Optimal height distributions for each of the four obtained solutions show a significant increase of height in the area of the application of concentrated forces and moments. For each task, this height is shaped differently depending, inter alia, on the optimal distribution of curvature.

The whole bridge structure model with each of the four optimal girders is analysed once more by FEM and checked for both ultimate and serviceability limit states. The stress and deflection envelopes for the initial and optimal arches are presented in Figures 711.

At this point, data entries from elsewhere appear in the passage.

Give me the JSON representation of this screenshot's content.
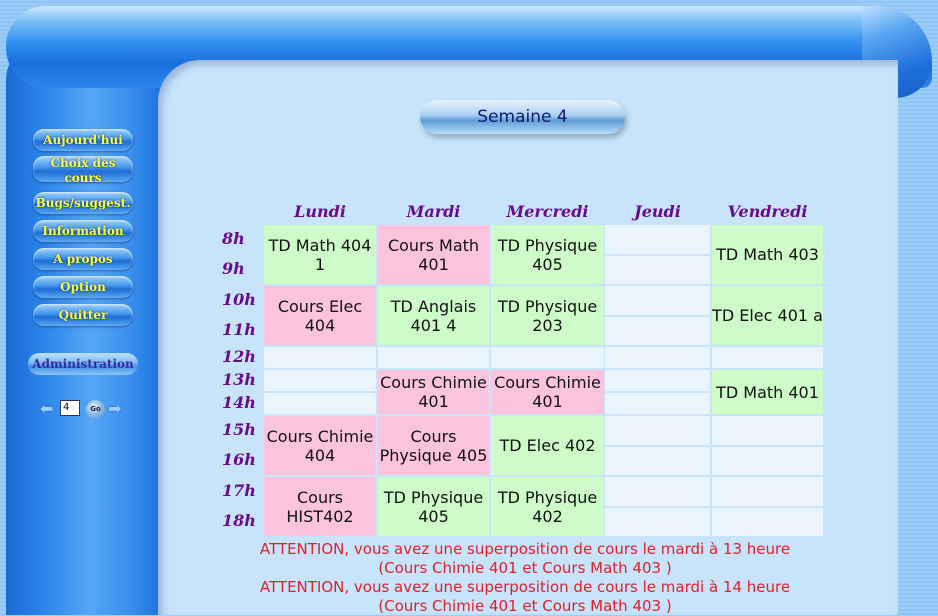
{
  "week_title": "Semaine 4",
  "sidebar": {
    "items": [
      {
        "label": "Aujourd'hui"
      },
      {
        "label": "Choix des cours"
      },
      {
        "label": "Bugs/suggest."
      },
      {
        "label": "Information"
      },
      {
        "label": "A propos"
      },
      {
        "label": "Option"
      },
      {
        "label": "Quitter"
      }
    ],
    "admin_label": "Administration",
    "week_input_value": "4",
    "go_label": "Go"
  },
  "schedule": {
    "days": [
      "Lundi",
      "Mardi",
      "Mercredi",
      "Jeudi",
      "Vendredi"
    ],
    "hours": [
      "8h",
      "9h",
      "10h",
      "11h",
      "12h",
      "13h",
      "14h",
      "15h",
      "16h",
      "17h",
      "18h"
    ],
    "courses": {
      "lun_8": "TD Math 404 1",
      "mar_8": "Cours Math 401",
      "mer_8": "TD Physique 405",
      "ven_8": "TD Math 403",
      "lun_10": "Cours Elec 404",
      "mar_10": "TD Anglais 401 4",
      "mer_10": "TD Physique 203",
      "ven_10": "TD Elec 401 a",
      "mar_13": "Cours Chimie 401",
      "mer_13": "Cours Chimie 401",
      "ven_13": "TD Math 401",
      "lun_15": "Cours Chimie 404",
      "mar_15": "Cours Physique 405",
      "mer_15": "TD Elec 402",
      "lun_17": "Cours HIST402",
      "mar_17": "TD Physique 405",
      "mer_17": "TD Physique 402"
    },
    "colors": {
      "pink": "#fcc4dc",
      "green": "#cefcc8",
      "empty": "#eaf4fd",
      "day_header": "#6a0a8a"
    }
  },
  "warnings": [
    "ATTENTION, vous avez une superposition de cours le mardi à 13 heure",
    "(Cours Chimie 401 et Cours Math 403 )",
    "ATTENTION, vous avez une superposition de cours le mardi à 14 heure",
    "(Cours Chimie 401 et Cours Math 403 )"
  ]
}
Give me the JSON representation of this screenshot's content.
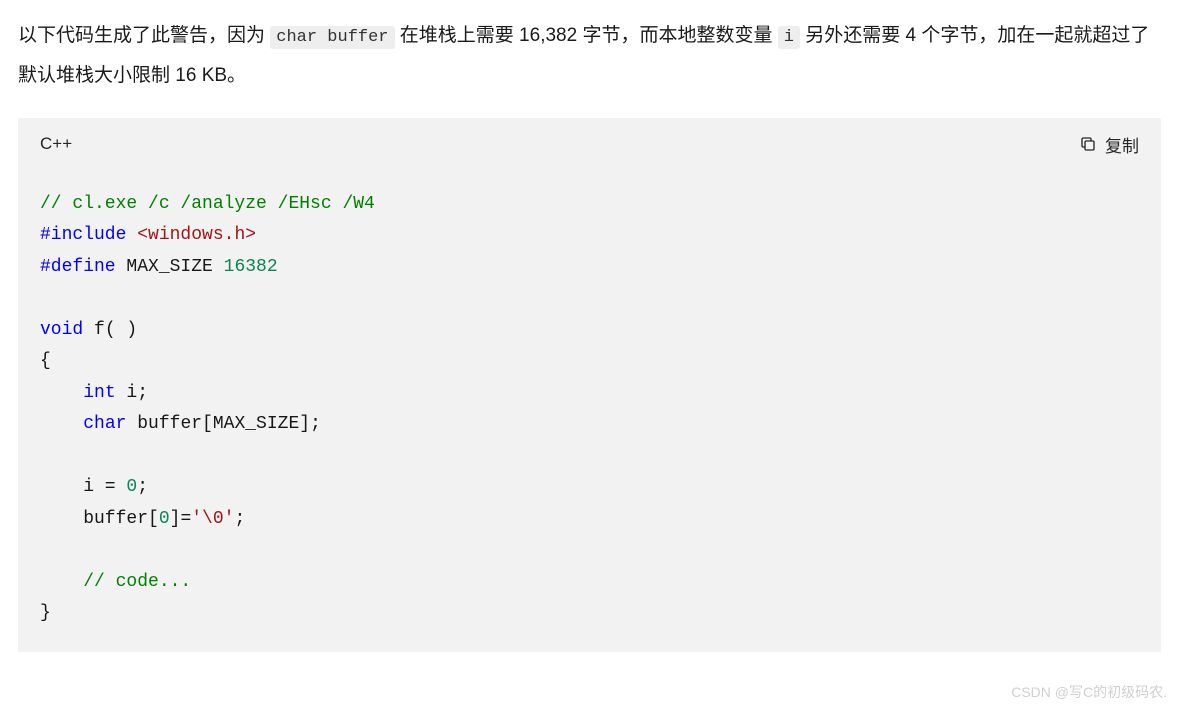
{
  "paragraph": {
    "seg1": "以下代码生成了此警告，因为 ",
    "code1": "char buffer",
    "seg2": " 在堆栈上需要 16,382 字节，而本地整数变量 ",
    "code2": "i",
    "seg3": " 另外还需要 4 个字节，加在一起就超过了默认堆栈大小限制 16 KB。"
  },
  "codeblock": {
    "language": "C++",
    "copy_label": "复制",
    "lines": {
      "l1_comment": "// cl.exe /c /analyze /EHsc /W4",
      "l2_pp": "#include",
      "l2_inc": " <windows.h>",
      "l3_pp": "#define",
      "l3_macro": " MAX_SIZE ",
      "l3_num": "16382",
      "l4_kw": "void",
      "l4_fn": " f( )",
      "l5_brace": "{",
      "l6_type": "int",
      "l6_rest": " i;",
      "l7_type": "char",
      "l7_rest": " buffer[MAX_SIZE];",
      "l8": "    i = ",
      "l8_num": "0",
      "l8_semi": ";",
      "l9_a": "    buffer[",
      "l9_num": "0",
      "l9_b": "]=",
      "l9_str": "'\\0'",
      "l9_semi": ";",
      "l10_comment": "// code...",
      "l11_brace": "}"
    }
  },
  "watermark": "CSDN @写C的初级码农."
}
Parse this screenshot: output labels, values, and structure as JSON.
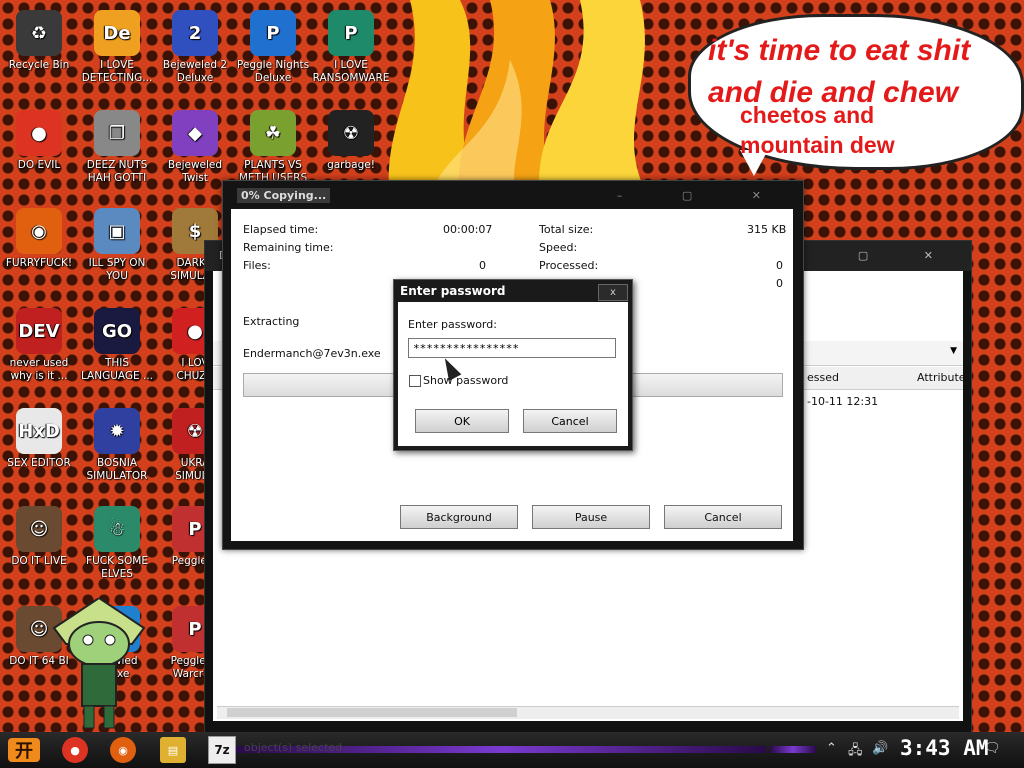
{
  "desktop": {
    "speech_bubble": {
      "line1": "it's time to eat shit",
      "line2": "and die and chew",
      "line3": "cheetos and",
      "line4": "mountain dew"
    },
    "icons": [
      {
        "label": "Recycle Bin",
        "icon": "recycle-bin-icon",
        "glyph": "♻",
        "color": "#3a3a3a"
      },
      {
        "label": "I LOVE\nDETECTING...",
        "icon": "detect-it-easy-icon",
        "glyph": "De",
        "color": "#f0a020"
      },
      {
        "label": "Bejeweled 2\nDeluxe",
        "icon": "bejeweled-2-icon",
        "glyph": "2",
        "color": "#3050c0"
      },
      {
        "label": "Peggle Nights\nDeluxe",
        "icon": "peggle-nights-icon",
        "glyph": "P",
        "color": "#2070d0"
      },
      {
        "label": "I LOVE\nRANSOMWARE",
        "icon": "publisher-icon",
        "glyph": "P",
        "color": "#1e8a6a"
      },
      {
        "label": "DO EVIL",
        "icon": "chrome-icon",
        "glyph": "●",
        "color": "#dd3322"
      },
      {
        "label": "DEEZ NUTS\nHAH GOTTI",
        "icon": "windows-stack-icon",
        "glyph": "❐",
        "color": "#888888"
      },
      {
        "label": "Bejeweled\nTwist",
        "icon": "bejeweled-twist-icon",
        "glyph": "◆",
        "color": "#8040c0"
      },
      {
        "label": "PLANTS VS\nMETH USERS",
        "icon": "plants-vs-zombies-icon",
        "glyph": "☘",
        "color": "#7aa030"
      },
      {
        "label": "garbage!",
        "icon": "garbage-app-icon",
        "glyph": "☢",
        "color": "#222222"
      },
      {
        "label": "FURRYFUCK!",
        "icon": "firefox-icon",
        "glyph": "◉",
        "color": "#e06010"
      },
      {
        "label": "ILL SPY ON\nYOU",
        "icon": "network-spy-icon",
        "glyph": "▣",
        "color": "#5a8ac0"
      },
      {
        "label": "DARKO\nSIMULA...",
        "icon": "money-bag-icon",
        "glyph": "$",
        "color": "#a07a3a"
      },
      {
        "label": "never used\nwhy is it ...",
        "icon": "dev-cpp-icon",
        "glyph": "DEV",
        "color": "#c02020"
      },
      {
        "label": "THIS\nLANGUAGE ...",
        "icon": "go-lang-icon",
        "glyph": "GO",
        "color": "#1a1a40"
      },
      {
        "label": "I LOV\nCHUZZ",
        "icon": "chuzzle-icon",
        "glyph": "●",
        "color": "#d02020"
      },
      {
        "label": "SEX EDITOR",
        "icon": "hxd-editor-icon",
        "glyph": "HxD",
        "color": "#e8e8e8"
      },
      {
        "label": "BOSNIA\nSIMULATOR",
        "icon": "spiked-ball-icon",
        "glyph": "✹",
        "color": "#3040a0"
      },
      {
        "label": "UKRA\nSIMULA",
        "icon": "radiation-icon",
        "glyph": "☢",
        "color": "#c02020"
      },
      {
        "label": "DO IT LIVE",
        "icon": "portrait-icon",
        "glyph": "☺",
        "color": "#6a4a30"
      },
      {
        "label": "FUCK SOME\nELVES",
        "icon": "elf-game-icon",
        "glyph": "☃",
        "color": "#2a8a6a"
      },
      {
        "label": "Peggle D",
        "icon": "peggle-deluxe-icon",
        "glyph": "P",
        "color": "#c03030"
      },
      {
        "label": "DO IT 64 BI",
        "icon": "portrait-64-icon",
        "glyph": "☺",
        "color": "#6a4a30"
      },
      {
        "label": "...ewled\nLuxe",
        "icon": "bejeweled-deluxe-icon",
        "glyph": "◆",
        "color": "#2080d0"
      },
      {
        "label": "Peggle W\nWarcraft",
        "icon": "peggle-wow-icon",
        "glyph": "P",
        "color": "#c03030"
      }
    ]
  },
  "back_window": {
    "title": "D",
    "col_processed": "essed",
    "col_attributes": "Attribute",
    "row_date": "-10-11 12:31"
  },
  "copy_window": {
    "title": "0% Copying...",
    "elapsed_label": "Elapsed time:",
    "elapsed_value": "00:00:07",
    "remaining_label": "Remaining time:",
    "files_label": "Files:",
    "files_value": "0",
    "total_size_label": "Total size:",
    "total_size_value": "315 KB",
    "speed_label": "Speed:",
    "processed_label": "Processed:",
    "processed_value": "0",
    "extra_value": "0",
    "extracting_label": "Extracting",
    "file_name": "Endermanch@7ev3n.exe",
    "progress": 0,
    "background_btn": "Background",
    "pause_btn": "Pause",
    "cancel_btn": "Cancel"
  },
  "password_dialog": {
    "title": "Enter password",
    "close": "x",
    "prompt": "Enter password:",
    "value": "****************",
    "show_label": "Show password",
    "ok": "OK",
    "cancel": "Cancel"
  },
  "taskbar": {
    "start_glyph": "开",
    "status": "object(s) selected",
    "seven_zip": "7z",
    "clock": "3:43 AM"
  }
}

A considerable change in the distribution of the compressive stress envelopes can be observed. The stresses values are significantly closer to the allowable stress for the optimally shaped girder than for the initial task. Due to the necessity of taking into account all eighty-two load states and the fulfillment of ultimate and serviceability limit states for each of these load states, it is not possible to obtain a distribution of normal stresses along the entire length of the arch close to the allowable value. Deflections for the optimal and therefore lighter arch increase but do not exceed the limit value.

In order to find the optimal solution with the smallest value of the objective function, the calculations of four additional tasks are carried out, with expanded upper curvature limits, as shown in Table 4.

Comparing the volume obtained for the optimally shaped girder for the best task, no. 8 (V = 68.369 m3), with the value obtained for the initial arch (V = 94.294 m3), it can be seen that the objective function has been reduced by over 27%.

The set of the most important diagrams for task number 8 with the smallest value of objective function is shown in Figures 1214.

As mentioned in the previous section, efforts should be made to find an optimal solution which will not generate significant costs in construction. For the optimisation problem under discussion, the optimal solution of task no. 8 with the minimum volume of material is also the solution that is the simplest in its construction. The optimally shaped girder for that task is a frame-arched girder which has a considerable length of straight sections with short arch elements in the areas of the application of concentrated forces and moments.

As in previous tasks, the whole bridge structure with each of the optimal girders is verified for ultimate and serviceability limit states by Abaqus FEM code. The stress and deflection envelopes for the optimal arch with the smallest value of the objective function are presented in Figures 15 and 16.

5. Conclusions

In this paper, a method of optimal design of an arch girder of variable curvature and stiffness by means of control theory is presented. The methodology is based on the application of Pontryagin’s minimum principle in combination with FEM computations. The objective is to minimise the total volume of girder’s material while simultaneously meeting all constraint conditions. The solutions meeting all necessary optimality conditions are found for numerous tasks. The trajectories of all state variables, adjoint variables, the Hamilton function, and symmetrical optimal solutions prove the correctness of the obtained results. It should also be emphasised that singular control of the optimal design task is obtained, which is particularly interesting for a problem of such complexity in the context of control theory.

Based on the formulations presented in this article, calculations for various real structures can be performed. The method of the optimal design of the girder with minimal volume can be successfully extended to the optimisation tasks of structures with various static schemes, load states, and other objective functions or boundary conditions. The obtained results confirm that the optimisation method, based on the optimal control theory in combination with FEM computations, can be used successfully in calculations for complex structural systems.

Data Availability

The data used to support the findings of this study are included within the article.

Conflicts of Interest

The authors declare that there are no conflicts of interest regarding the publication of this paper.

Acknowledgments

This work was funded by the Cracow University of Technology, Poland.